I mention this because I am trying to change the story I tell myself, and you never know, maybe you are too. So here is my story. I seemed to have been primed by my genes, childhood, whatever, to be acutely sensitive to rejection.
And then when I got rejected I would lie down passively and whine. And then I would feel shame about that. Yet spookily, I seemed to perversely be attracted to situations where I could be certain that exact same thing would happen, over and over.
So of course, then I would feel shame about that as well: I was not only hurting but I brought it all on myself. Shame upon shame, in layers, like filo pastry.
I was a person who would always want what I can't have. ( Of course, the minute it's obtainable hot fudge sundaes become as ordinary as sardines. And yes, I must stop writing while I'm hungry.)
Anyway, I stuck to that story - I was a self-destructive freak - for about 40 years. I thought it was the only story there was. I thought it was the truth. But you are not necessarily who you think you are. In some ways we are strangers to ourselves.
The stories we create in order to justify our actions and choices become in so many ways who we are.
There is a saying: the "unthought known" -for the stuff we know but we don't know we know, or have no words for. There is more to you even if you don't realise it.
So you can find a new story if you're not doing well with the narrative you've created. You can storyline a new one.
Here is my new story. I was not in pain because I was bad. I was not crazy to have a terror of abandonment, and yet to keep seeking it out in a series of frustrating situations. That is because we attempt to achieve belated mastery by actively seeking something which in our childhood we passively endured. Every time we hope the result will come out differently.
This time! It actually makes sense. There is no need to berate yourself for doing this. But the only real way to transform things that have already happened is to learn from them, not to repeat them compulsively.
Also, guess what? You can have a self, independent of what other people think of you. (Who knew!) That means there is no need to try so hard all the time, no need to sparkle.
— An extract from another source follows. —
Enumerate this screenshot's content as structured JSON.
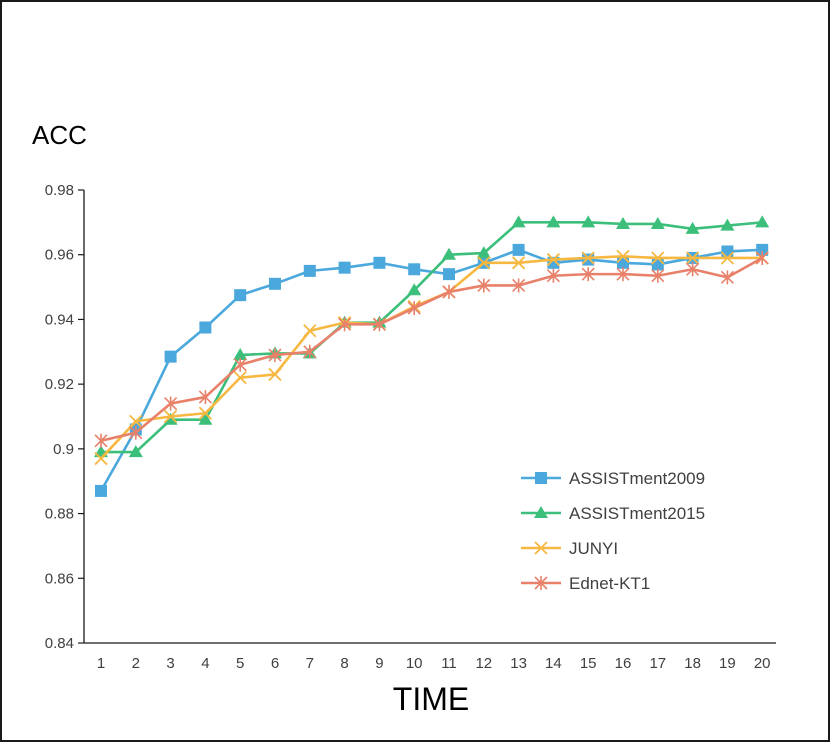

Chronic one-directional caretaking of others is a dysfunctional pattern we have learnt, and you can let it go. We did it as children because we sought to elicit behaviours we needed in order for us to feel safe.
But back then, we had to be looked after. But now you are an adult, you don't have to do please everyone and look after everyone else anymore. You can look after yourself. You don't have to be charming.
Have you noticed, all charming people have something to hide? Usually it is their total dependence on the appreciation of others. People pleasers are easily manipulated, even by people who are not what they seem. ( The wheel is spinning but the hamster's dead!)
Most importantly, letting go of the old narrative means letting go of the Golden Fantasy. The fantasy is a simple one: it is the baby-ish wish to have "all of one's needs met in a relationship hallowed by perfection."
Whenever we are compulsive, what we are really longing for is that. Learning to live with reality - I'm never going to have the Golden Fantasy, and nor are you - may be best of all.
When you give up the thing that is most precious and desired you will find the gleaming longed for, yearned for thing, whatever it is, is not what you were searching for after all.
That thing is in you. And, maybe, filo pastry. Must go and cook something.